UPDATE:Manufacturing continued to expand in the fifth federal district, new data out of the Richmond Federal Reserve shows.
A key manufacturing index declined 13 points to 7 in March. A reading above zero indicates expansion.
“Manufacturing activity in the central Atlantic region expanded in March for the fourth straight month, but at a more temperate pace than a month ago,” the Federal Reserve said.
Employers in the region remained mostly optimistic on adding workers and shifts, however both sub-indexes logged lower readings from February. The current employment index showed the number of employees decreased to 6 from 13, while the work week fell 8 points to 2. A wage sub-index increased to 11 from 7.

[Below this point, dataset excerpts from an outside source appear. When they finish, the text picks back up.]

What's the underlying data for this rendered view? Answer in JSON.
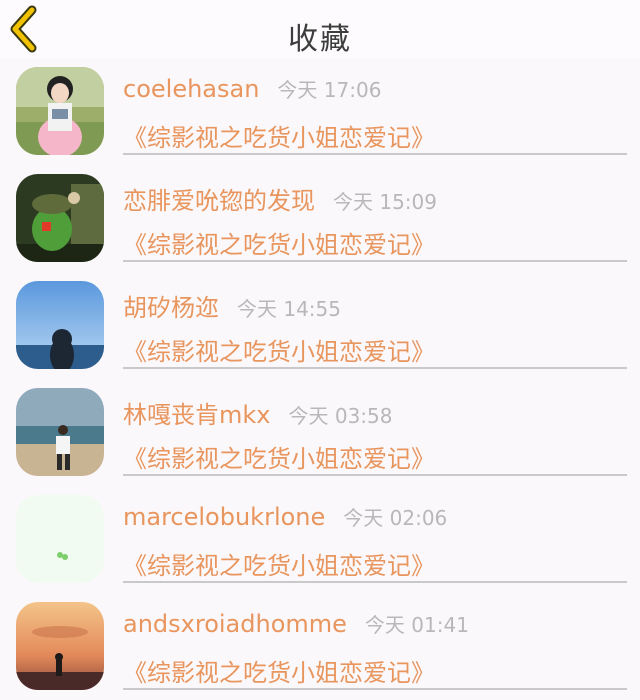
{
  "nav": {
    "title": "收藏",
    "back_icon": "chevron-left-icon"
  },
  "colors": {
    "accent": "#e8955e",
    "back_arrow": "#f2c200",
    "time": "#b8b8b8",
    "divider": "#c9c9c9"
  },
  "items": [
    {
      "name": "coelehasan",
      "time": "今天 17:06",
      "book": "《综影视之吃货小姐恋爱记》",
      "avatar": "girl-photo"
    },
    {
      "name": "恋腓爱吮锪的发现",
      "time": "今天 15:09",
      "book": "《综影视之吃货小姐恋爱记》",
      "avatar": "toy-soldier-photo"
    },
    {
      "name": "胡矽杨迩",
      "time": "今天 14:55",
      "book": "《综影视之吃货小姐恋爱记》",
      "avatar": "sky-person-photo"
    },
    {
      "name": "林嘎丧肯mkx",
      "time": "今天 03:58",
      "book": "《综影视之吃货小姐恋爱记》",
      "avatar": "beach-person-photo"
    },
    {
      "name": "marcelobukrlone",
      "time": "今天 02:06",
      "book": "《综影视之吃货小姐恋爱记》",
      "avatar": "green-dots-photo"
    },
    {
      "name": "andsxroiadhomme",
      "time": "今天 01:41",
      "book": "《综影视之吃货小姐恋爱记》",
      "avatar": "sunset-photo"
    }
  ]
}
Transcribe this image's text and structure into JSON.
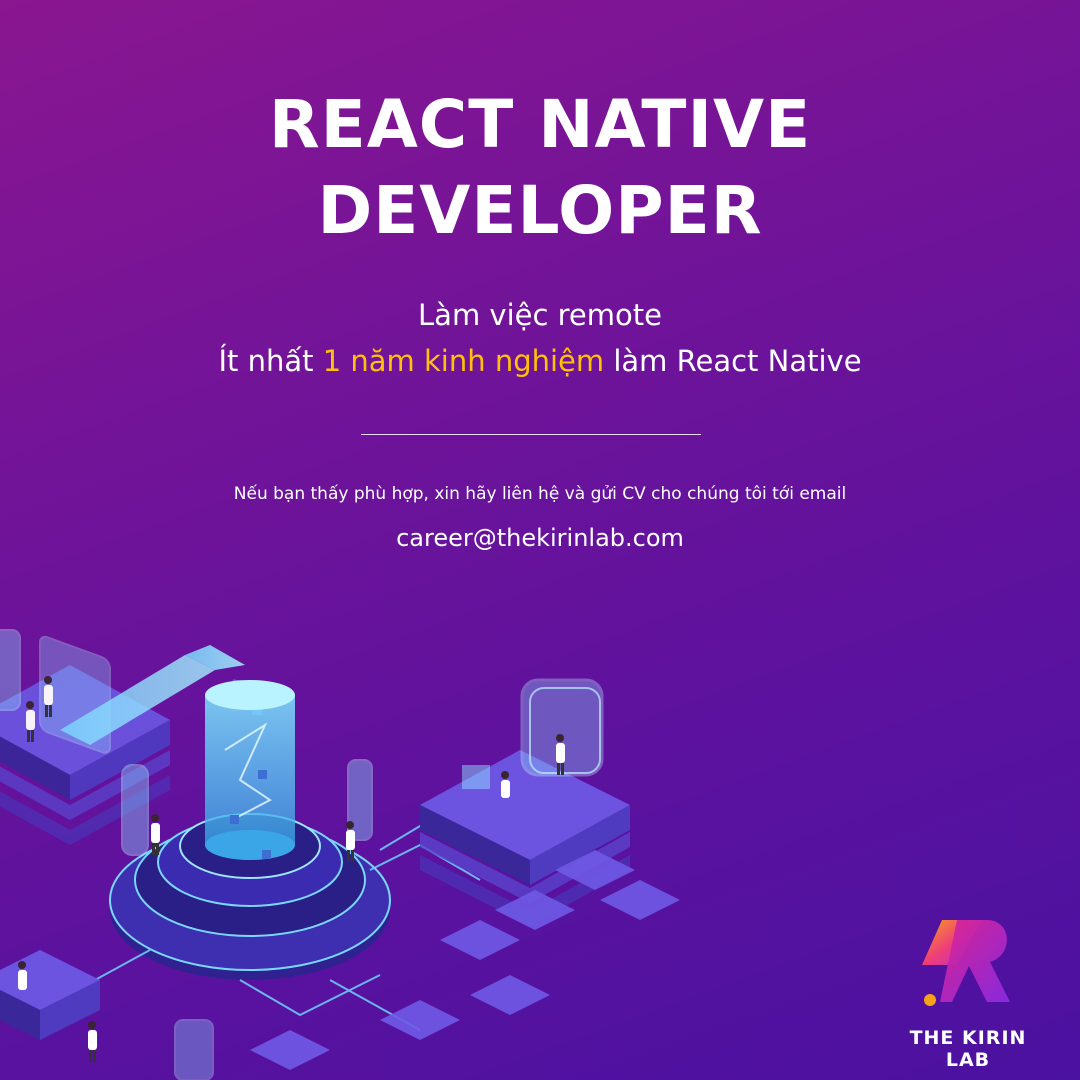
{
  "headline": {
    "line1": "REACT NATIVE",
    "line2": "DEVELOPER"
  },
  "details": {
    "line1": "Làm việc remote",
    "line2_before": "Ít nhất ",
    "line2_highlight": "1 năm kinh nghiệm",
    "line2_after": " làm React Native"
  },
  "contact": {
    "text": "Nếu bạn thấy phù hợp, xin hãy liên hệ và gửi CV cho chúng tôi tới email",
    "email": "career@thekirinlab.com"
  },
  "brand": {
    "name": "THE KIRIN LAB"
  },
  "colors": {
    "background": "#6d139a",
    "highlight": "#ffc107",
    "text": "#ffffff",
    "logo_gradient": [
      "#f7a21b",
      "#e0228f",
      "#8a2be2"
    ]
  },
  "icons": [
    "isometric-lab-illustration",
    "kirin-lab-logo"
  ]
}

“District manufacturers’ intentions to expand hiring were slightly less optimistic in March. The expected manufacturing employment index declined 20-two points to 10, while the average workweek indicator was virtually unchanged at 9. In addition, the index of expected wages fell two points to 24.
Below, data from the Federal Reserve.
Photo: Federal Reserve Bank of Richmond
The Federal Reserve Bank of Richmond is set to report manufacturing activity in the region in a few minutes time, with expectations for another positive report, albeit slightly less so than in February.
Economists polled by Bloomberg anticipate the index declining two points to 18 for March. A reading above zero indicates economic expansion.
The fifth federal district includes the District of Columbia, Maryland, Virginia, North Carolina, South Carolina and parts of West Virginia.